Perlakuan guru yang mencerminkan sikap ketidak-adilan antara satu anak
dengana anak yang lain dan sebagainya.
Keadaan masyarakat dan lingkungan dalam berbagai bentuknya
akan berpengaruh, baik langsung maupun tidak terhadap anak-anak remaja.

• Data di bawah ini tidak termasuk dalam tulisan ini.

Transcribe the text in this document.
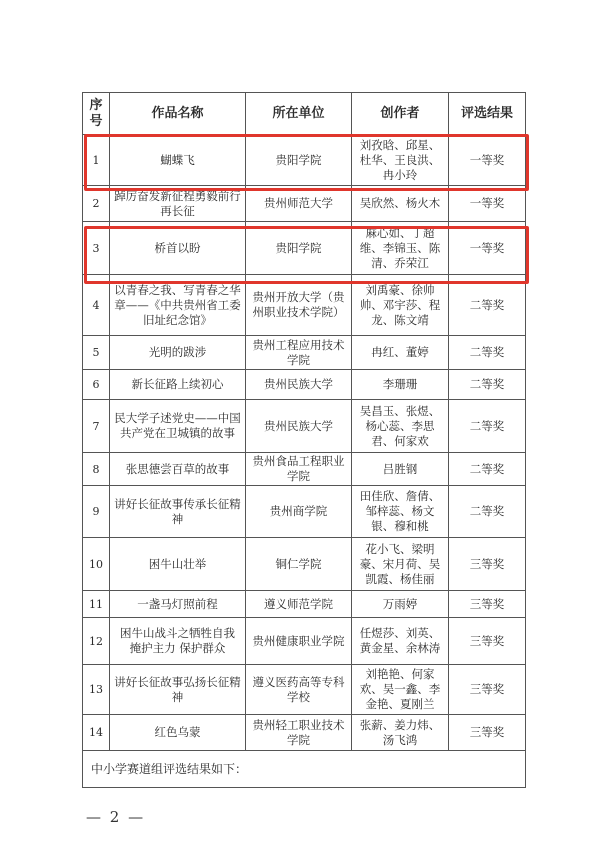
序号	作品名称	所在单位	创作者	评选结果
1	蝴蝶飞	贵阳学院	刘孜晗、邱星、杜华、王良洪、冉小玲	一等奖
2	踔厉奋发新征程勇毅前行再长征	贵州师范大学	吴欣然、杨火木	一等奖
3	桥首以盼	贵阳学院	麻心如、丁超维、李锦玉、陈清、乔荣江	一等奖
4	以青春之我、写青春之华章——《中共贵州省工委旧址纪念馆》	贵州开放大学（贵州职业技术学院）	刘禹豪、徐帅帅、邓宇莎、程龙、陈文靖	二等奖
5	光明的跋涉	贵州工程应用技术学院	冉红、董婷	二等奖
6	新长征路上续初心	贵州民族大学	李珊珊	二等奖
7	民大学子述党史——中国共产党在卫城镇的故事	贵州民族大学	吴昌玉、张煜、杨心蕊、李思君、何家欢	二等奖
8	张思德尝百草的故事	贵州食品工程职业学院	吕胜钢	二等奖
9	讲好长征故事传承长征精神	贵州商学院	田佳欣、詹倩、邹梓蕊、杨文银、穆和桃	二等奖
10	困牛山壮举	铜仁学院	花小飞、梁明豪、宋月荷、吴凯霞、杨佳丽	三等奖
11	一盏马灯照前程	遵义师范学院	万雨婷	三等奖
12	困牛山战斗之牺牲自我 掩护主力 保护群众	贵州健康职业学院	任煜莎、刘英、黄金星、余林涛	三等奖
13	讲好长征故事弘扬长征精神	遵义医药高等专科学校	刘艳艳、何家欢、吴一鑫、李金艳、夏刚兰	三等奖
14	红色乌蒙	贵州轻工职业技术学院	张薪、姜力炜、汤飞鸿	三等奖
中小学赛道组评选结果如下：				
— 2 —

Perubahan-perubahan masyarakat yang berlangsung secara cepat dan
ditandai dengan peristiwa-peristiwa yang menegangkan, seperti persaingan
di bidang perekonomian, pengangguran, keaneka ragaman mass media,
fasilitas rekreasi yang bervariasi. Pada garis besarnya memiliki koreksi
relevan dengan adanya kejahatan pada umumnya, termasuk kenakalan
remaja. Masalah keadaan ekonomi pada dasarnya berkaitan erat dengan
timbulnya kejahatan. Kemiskinan mengakibatkan bahaya besar bagi jiwa
manusia sebab adanya perbedaan yang sangat menyolok sehingga akan
mempengaruhi kestabilan mental manusia di dalam hidupnya, termasuk
perkembangan mental anak-anak remaja. Tidak jarang remaja yang memiliki
perasaan rendah diri sehingga terdorong untuk melakukan kejahatan
terhadap hak milik orang lain seperti mencuri, menipu, merusak dan
lain-lain. Hasil dari kejahatan tersebut biasanya digunakan untuk
menunjang terpenuhinya sebagian kebutuhan hidup sekedar
untuk mengejar kesamaan tingkat kehidupannya sendiri dengan kehidupan
orang lain atau kawan sepermaianannya. Tidak sedikit hasil kejahatan
itu, hanya untuk berfoya-foya saja.
Kenakalan remaja
juga dapat muncul karena pengaruh media. Anak remaja sering mengisi
waktu kosongnya dengan membaca bacaan-bacaan yang tidak baik seperti
novel-novel yang berbau cabul, dan komik-komik porno, maka hal ini
sangat berbahaya sebab akan mengancam perkembangan jiwa anak dan
mendorong mereka ke arah negatif dan menghalang mereka untuk beramal
saleh. Sangat disayangkan bukan?
Pada dasarnya
kesesatan dan kejahatan yang dilakukan oleh remaja menjadi tanggungjawab
semua anggota kelompok di masyarakat, karena penanganannya membuthkan
peran aktif dari masing-masing individu di dalam masyarakat. Nah,
sebagai generasi penerus, adik-adik yang masih punya sejuta impian,
gunakanlah momentum dan peluang yang masih panjang ini untuk meraih
cita-cita dan kesuksesan hari esokmu.